В финале "Волны шестой" (главы романа названы "волнами") автор резко выводит повествование в плоскость настоящего, вновь обнаруживая себя в лучших традициях излюбленного Шкловским метаромана. Более того, это уже не просто метароман, его в незаконченном виде застает врасплох и начинает читать собственный персонаж. "Амба! – хлопнул на этом месте Жуканец по столику кулаком, пробегая черновик "Сумасшедшего корабля"" [Там же, с. 98]. Форш использует прием исторического контраста: "Жуканец уже больше не юный. Он издает свой том пятый, он прославлен, мастит". Это ироничная отсылка одновременно к двум книгам Шкловского: "Пять человек знакомых", целиком посвященной современной литературе, и "Гамбургский счет", пятой в ряду "кентаврических" книг Шкловского. Далее следует пассаж в духе рекламного клише, обыгрывающий поденную работу Шкловского в киноиндустрии: "Кто желает в наше сегодня, пожалуйте, скушайте символ-викторину. Вот он, послушайте-с! В антрактах культур-фильма "Научэкспедиция в тайгу" его распевают мальчишки".
Провозглашенная формалистами ориентация на биографию и проблему "как быть писателем" невольно подрывается описанием Горького в "Волне седьмой": "Крупный, своенравный человек, он не хлопотал о собственной биографии" [Там же, с. 99]. Для Жуканца, который также больше печется о своей
биографии, а не о предмете занятий, "целая лекция по русской литературе" – это "скучно" [Там же, с. 114]. Захватывающие, писаные по другому поводу и вложенные в уста Сохатого слова о петербургском периоде русской литературы вызывают у него комичную реакцию: "Нет, я больше вместить не могу. <…> Давай заключение". В совокупности все это образует настоящий водоворот почти неупорядоченных, крепко увязанных с синхронной литературной ситуацией аллюзий. Буквальная реализация идей коллажа и варьете, выдвинутых прототипом Жуканца в Ц, доходит до гротеска и самопародии. Впрочем, этот буквализм далек от развенчания прототипа, скорее, речь идет о сгущении литературной мифологии, что еще было возможно на заре 1930-х годов.
Литературная репутация Шкловского в период расцвета и кризиса формальной школы – пример тесного взаимодействия литературы и быта, получающего в это же время теоретическое освещение в трудах первого и второго поколения петербургских формалистов (о нем подробнее см. главу XII). Так же как конструктивный принцип новой литературной формы создается за счет ошибок, выпадений системы из режима нормального функционирования, "литературная личность" сначала проступает как отклонение, объект высмеивания и носитель сатирического гротеска, который задним числом переосмысляется как доказательство влиятельности и мифогенности реального человека – прототипа литературной личности. Шкловский не дирижировал русской литературой 1920-х годов, но оказался лидером по части раздраженного интереса к своей персоне, которую так легко превратить в персонаж, тем более после СП и Ц, где граница между документом и фикцией пришла в движение, а главный герой был тем "падающим камнем", который освещал себе путь. Писателям, шедшим в фарватере Шкловского, оставалось только ввести "говорящее" имя и типологически узнаваемое поведение. Литературная репутация тянулась вслед за Шкловским в ответ на им же придуманную литературную личность.

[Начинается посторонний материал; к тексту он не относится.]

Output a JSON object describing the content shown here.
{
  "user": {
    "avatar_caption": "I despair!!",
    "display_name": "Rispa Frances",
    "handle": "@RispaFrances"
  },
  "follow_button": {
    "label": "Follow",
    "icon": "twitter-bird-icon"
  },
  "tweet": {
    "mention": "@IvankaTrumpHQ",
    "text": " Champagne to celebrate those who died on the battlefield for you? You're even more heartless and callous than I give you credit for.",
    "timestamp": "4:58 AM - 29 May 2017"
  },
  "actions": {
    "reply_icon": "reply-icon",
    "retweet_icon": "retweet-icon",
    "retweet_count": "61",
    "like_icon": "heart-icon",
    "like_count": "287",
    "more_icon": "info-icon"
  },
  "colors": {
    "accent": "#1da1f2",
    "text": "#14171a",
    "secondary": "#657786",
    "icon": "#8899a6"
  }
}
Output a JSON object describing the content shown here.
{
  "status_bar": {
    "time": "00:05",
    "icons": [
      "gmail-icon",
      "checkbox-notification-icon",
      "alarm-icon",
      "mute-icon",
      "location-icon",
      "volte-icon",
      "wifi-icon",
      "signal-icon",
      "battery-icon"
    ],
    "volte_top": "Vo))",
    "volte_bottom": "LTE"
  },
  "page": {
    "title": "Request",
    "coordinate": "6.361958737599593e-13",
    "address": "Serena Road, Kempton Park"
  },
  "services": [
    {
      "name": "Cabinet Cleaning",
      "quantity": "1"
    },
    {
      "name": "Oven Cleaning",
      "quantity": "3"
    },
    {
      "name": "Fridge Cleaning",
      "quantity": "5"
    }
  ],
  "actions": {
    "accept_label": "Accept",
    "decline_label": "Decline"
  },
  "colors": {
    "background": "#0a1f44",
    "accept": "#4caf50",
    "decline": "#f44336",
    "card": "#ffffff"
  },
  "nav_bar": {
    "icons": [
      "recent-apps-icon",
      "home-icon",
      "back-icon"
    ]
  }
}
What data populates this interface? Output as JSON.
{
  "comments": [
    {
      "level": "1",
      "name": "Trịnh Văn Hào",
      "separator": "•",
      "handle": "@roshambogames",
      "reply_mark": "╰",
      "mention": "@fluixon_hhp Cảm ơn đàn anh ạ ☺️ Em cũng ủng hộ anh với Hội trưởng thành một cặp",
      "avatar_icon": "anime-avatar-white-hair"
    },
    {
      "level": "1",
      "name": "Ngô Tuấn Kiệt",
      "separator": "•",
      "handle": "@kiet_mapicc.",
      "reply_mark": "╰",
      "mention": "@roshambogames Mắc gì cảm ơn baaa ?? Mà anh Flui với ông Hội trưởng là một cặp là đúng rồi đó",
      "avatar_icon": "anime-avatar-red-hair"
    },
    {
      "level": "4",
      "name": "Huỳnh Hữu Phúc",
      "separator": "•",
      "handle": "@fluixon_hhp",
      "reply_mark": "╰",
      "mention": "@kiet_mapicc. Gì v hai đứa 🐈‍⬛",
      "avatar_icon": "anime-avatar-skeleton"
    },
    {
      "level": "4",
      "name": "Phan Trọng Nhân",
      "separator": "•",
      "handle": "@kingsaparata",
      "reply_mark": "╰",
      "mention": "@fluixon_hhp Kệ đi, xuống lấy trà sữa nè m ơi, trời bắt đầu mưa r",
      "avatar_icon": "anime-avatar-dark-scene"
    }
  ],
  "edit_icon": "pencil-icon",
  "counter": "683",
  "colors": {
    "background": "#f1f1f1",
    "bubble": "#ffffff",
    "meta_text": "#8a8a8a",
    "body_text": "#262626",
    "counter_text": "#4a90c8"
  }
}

Шкловский-персонаж остается в литературе и после выхода формальной школы из поля литературной современности. Но время Шкловского в этих текстах всегда одно и то же – это годы войны и революции, ранних статей ОПОЯЗа, литературной борьбы и острой полемики первой половины 1920-х годов. В пародийной, цитатной, насыщенной как общими местами, так и нестандартными контекстами "Повести о пустяках" (1934) Бориса Темирязева (псевдоним Юрия Анненкова) прослеживается путь авторского alter-ego Николая Хохлова из революции в эмиграцию. На этом пути ему (и читателю) пару раз попадается "крутолобый Толя Житомирский", не герой даже, но яркий и тотчас узнаваемый статист. Он комментирует "Воззвание к русскому народу" Николая II: "Стиль определяет собой содержание. <…> По существу, безразлично, что в данном случае подлежит анализу: этот идиотский манифест, Дон Кихот Ламанчский или "Тристрам" Стерна. Мы объявляем новый метод анализа, построенный…" [Анненков, 2001, с. 75]. Здесь используется уже упоминавшийся риторический обрыв – любимый самим Стерном апосиопезис, скрывающий за многоточием то, что требуется отгадать. Этот прием дополнительно структурирует отсылку к расхожим цитатам из ранних работ Шкловского. Его заместитель в повести Анненкова появляется еще несколько раз в качестве корреспондента главного героя и автора филологических брошюр, изданных в пореволюционном Петрограде. Правда, к этому моменту Житомирский как бы невзначай превращается в Виленского, Анненков множит аллюзии на еврейские местечки в западных губерниях. Завершенность исторического этапа обеспечивает условия для панорамного взгляда и меняет его масштаб. Вследствие этого Шкловский теряет черты, характерные для актуальной полемики. Его заместитель в тексте – это лишь яркий фрагмент исторической мозаики.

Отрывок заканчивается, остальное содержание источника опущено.